The results are yet another sign that the next frontier of cell therapy may not live up to the hype.
"Shallowgeneic" Cell Therapy
To be clear, the disappointing results from CB-010 have nothing to do with CRISPR gene editing, but rather the source of cells used.
All approved CAR-T cell therapies use cells harvested from patients that are engineered in a lab with cancer-fighting characteristics before being reintroduced to patients. However, a reliance on autologous cells (from the same individual) results in a complex, expensive, and time-consuming process with additional safety concerns to boot. Those limitations have driven drug developers to explore allogeneic cell therapies (from a different individual), which are sourced from a universal donor instead of cells taken from patients.

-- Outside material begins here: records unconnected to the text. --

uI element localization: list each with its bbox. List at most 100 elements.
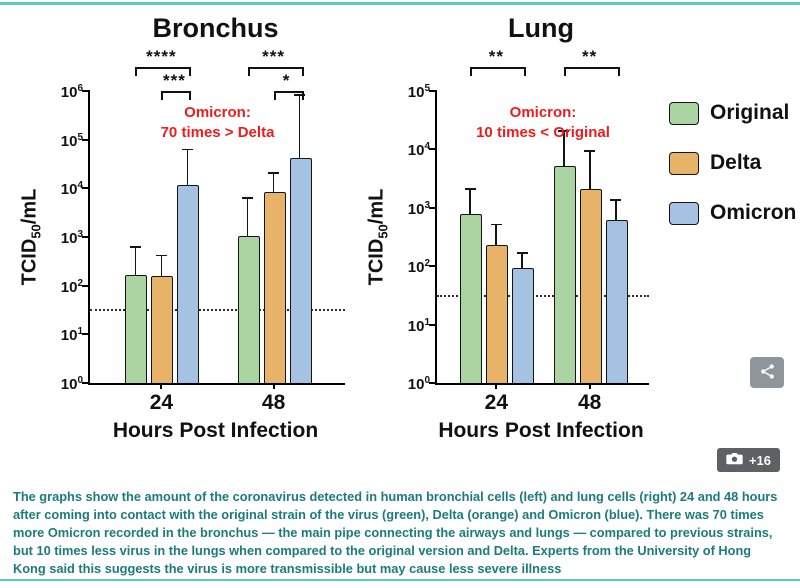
y-tick-mark (82, 382, 90, 384)
y-tick-label-10e3: 103 (407, 199, 430, 218)
bar-omicron-48h (605, 219, 628, 383)
photo-count-text: +16 (748, 452, 771, 468)
x-tick-mark (160, 383, 163, 389)
chart-annotation-line: Omicron: (184, 104, 251, 121)
y-tick-mark (82, 333, 90, 336)
bar-original-48h (237, 236, 260, 383)
significance-stars: ** (582, 47, 598, 66)
significance-bracket (135, 67, 192, 76)
significance-bracket (273, 91, 304, 100)
legend: Original Delta Omicron (669, 101, 796, 443)
significance-stars: *** (262, 47, 286, 66)
legend-swatch-delta (669, 151, 699, 175)
share-button[interactable] (750, 357, 784, 388)
charts-row: Bronchus TCID50/mL 100 101 102 103 104 105 106… (0, 5, 800, 443)
detection-limit-line (90, 309, 345, 312)
error-bar-stem (588, 152, 591, 191)
x-tick-mark (272, 383, 275, 389)
legend-label-delta: Delta (710, 151, 762, 174)
legend-item-omicron: Omicron (669, 201, 796, 225)
top-accent-line (0, 2, 800, 5)
bar-original-48h (553, 165, 576, 383)
y-tick-label-10e6: 106 (60, 83, 83, 101)
error-bar-stem (298, 95, 301, 160)
plot-area-lung: 24 48 ** ** Omicron: 10 times < Original (429, 47, 649, 414)
bar-original-24h (460, 214, 483, 383)
significance-stars: ** (488, 47, 504, 66)
ylabel-sub: 50 (375, 224, 391, 239)
legend-swatch-omicron (669, 201, 699, 225)
significance-stars: *** (162, 71, 186, 90)
y-tick-label-10e0: 100 (60, 375, 83, 393)
chart-annotation-line: 10 times < Original (476, 123, 610, 141)
bronchus-chart: Bronchus TCID50/mL 100 101 102 103 104 105 106… (14, 13, 345, 443)
legend-label-omicron: Omicron (710, 201, 797, 224)
chart-body: TCID50/mL 100 101 102 103 104 105 106 24 48 ****… (14, 47, 345, 414)
share-icon (759, 363, 776, 383)
y-tick-label-10e2: 102 (407, 258, 430, 277)
error-bar-cap (490, 223, 502, 226)
bar-original-24h (125, 274, 148, 383)
figure-caption: The graphs show the amount of the corona… (13, 489, 778, 576)
y-axis-ticks: 100 101 102 103 104 105 106 (48, 84, 88, 393)
error-bar-cap (558, 130, 570, 132)
detection-limit-line (437, 294, 649, 297)
plot-area-bronchus: 24 48 **** *** *** * Omicron: 70 times > Delta (82, 47, 345, 414)
y-tick-label-10e4: 104 (60, 180, 83, 199)
error-bar-stem (469, 190, 472, 216)
y-tick-label-10e3: 103 (60, 229, 83, 247)
ylabel-post: /mL (365, 188, 388, 225)
bar-omicron-48h (289, 158, 312, 383)
significance-bracket (563, 67, 620, 76)
chart-annotation: Omicron: 10 times < Original (476, 103, 610, 142)
lung-chart: Lung TCID50/mL 100 101 102 103 104 105 24 48 **… (361, 13, 649, 443)
legend-swatch-original (669, 101, 699, 125)
significance-bracket (470, 67, 527, 76)
x-tick-mark (588, 383, 591, 389)
chart-body: TCID50/mL 100 101 102 103 104 105 24 48 ** ** Omi… (361, 47, 649, 414)
y-tick-mark (429, 323, 437, 326)
chart-annotation-line: 70 times > Delta (160, 123, 275, 141)
error-bar-cap (516, 252, 528, 255)
y-tick-label-10e5: 105 (60, 131, 83, 150)
error-bar-stem (134, 247, 137, 276)
ylabel-pre: TCID (18, 238, 41, 286)
x-tick-label-24: 24 (484, 391, 509, 414)
x-tick-label-24: 24 (149, 391, 174, 414)
error-bar-stem (246, 199, 249, 237)
error-bar-cap (584, 150, 596, 153)
y-tick-label-10e0: 100 (407, 375, 430, 393)
error-bar-cap (129, 246, 141, 248)
error-bar-stem (272, 173, 275, 194)
photo-count-badge[interactable]: +16 (716, 448, 780, 472)
bar-omicron-24h (512, 267, 535, 383)
chart-title-lung: Lung (508, 13, 574, 43)
y-tick-mark (82, 284, 90, 287)
error-bar-stem (160, 256, 163, 278)
y-axis-label: TCID50/mL (14, 91, 48, 383)
y-tick-mark (429, 90, 437, 92)
y-tick-mark (429, 148, 437, 151)
x-tick-label-48: 48 (577, 391, 602, 414)
y-tick-mark (429, 382, 437, 384)
y-tick-mark (82, 236, 90, 238)
significance-bracket (247, 67, 304, 76)
chart-title-bronchus: Bronchus (152, 13, 279, 43)
chart-annotation-line: Omicron: (509, 104, 577, 121)
error-bar-stem (562, 131, 565, 167)
chart-annotation: Omicron: 70 times > Delta (161, 103, 275, 142)
error-bar-stem (186, 150, 189, 187)
ylabel-sub: 50 (28, 224, 44, 239)
x-tick-label-48: 48 (261, 391, 286, 414)
bar-delta-24h (486, 245, 509, 383)
x-axis-label: Hours Post Infection (112, 419, 319, 442)
y-tick-mark (429, 206, 437, 209)
y-tick-label-10e1: 101 (407, 316, 430, 335)
error-bar-stem (495, 225, 498, 247)
legend-item-delta: Delta (669, 151, 796, 175)
virus-growth-figure: Bronchus TCID50/mL 100 101 102 103 104 105 106… (0, 5, 800, 477)
ylabel-pre: TCID (365, 238, 388, 286)
error-bar-cap (464, 188, 476, 191)
x-axis-label: Hours Post Infection (438, 419, 644, 442)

The idea is allogeneic, or "off-the-shelf," cell therapy can lead to improved manufacturing processes with significantly reduced costs, immediate treatment for patients, and potentially fewer side effects if certain genetic edits are introduced. While emerging drug candidates throughout the industry pipeline appear to check all those boxes, they all appear to be tripped up by one very important characteristic: durability.
Put simply, the initially impressive results achieved with allogeneic cell therapies appear to wane over time. Patients who initially enjoy complete remission have a high chance of seeing their cancer return months later. Or, as one biotech CEO recently quipped to me, these experimental therapies might be best described as "shallowgeneic."
Caribou Biosciences reported that all six patients with non-Hodgkin lymphoma (a type of blood cancer) treated with one dose of CB-010 initially achieved remission, although only two of five evaluable patients remained in remission at the six-month mark. This continues a disappointing streak of clinical data readouts from allogenic cell therapy developers at the field's all-important six-month checkpoint, especially as it compares to autologous CAR-T cell therapies on the market:
- Allogene Therapeutics (ALLO) reported that ALLO-501 initially drove 50% of patients into remission, although that dipped to 29% at six months.
- CRISPR Therapeutics (CRSP) reported that CTX110 initially drove complete responses in nine of 23 patients. However, only four remained in remission six months after treatment.
- Fate Therapeutics (FATE), which is developing a different type of cell therapy based on natural killer (NK) cells, has also struggled to deliver convincing durability data. Initially impressive remission rates for FT516 in blood cancers didn't meet the standard set for autologous CAR-T therapies.
Drug developers and investors hope improved safety profiles of the emerging drug class can overcome the durability limitation, but each course of treatment is associated with risky conditioning regimens that can be fatal. For example, the week before Caribou coughed up its disappointing data, Precision BioSciences (DTIL) reported two deaths in patients receiving a chemotherapy-conditioning treatment used for its own allogeneic cell therapies.
What Do Investors Do Now?
It's certainly possible the field develops a solution to the looming problem of durability. The answer might be as simple as providing additional doses – or not, as data from Precision BioSciences caution.
Investors need to acknowledge the additional risks associated with allogeneic cell therapies, especially considering entire pipelines rely on the approach. Regulators are unlikely to approve treatments that don't at least match the standard of care when it comes to efficacy. The manufacturing, safety, and durability challenges facing cell therapy are one reason I've been paying closer attention to bispecific antibodies, which may offer better outcomes with significantly reduced costs and improved convenience for patients. That may be a term worth getting more familiar with in 2022.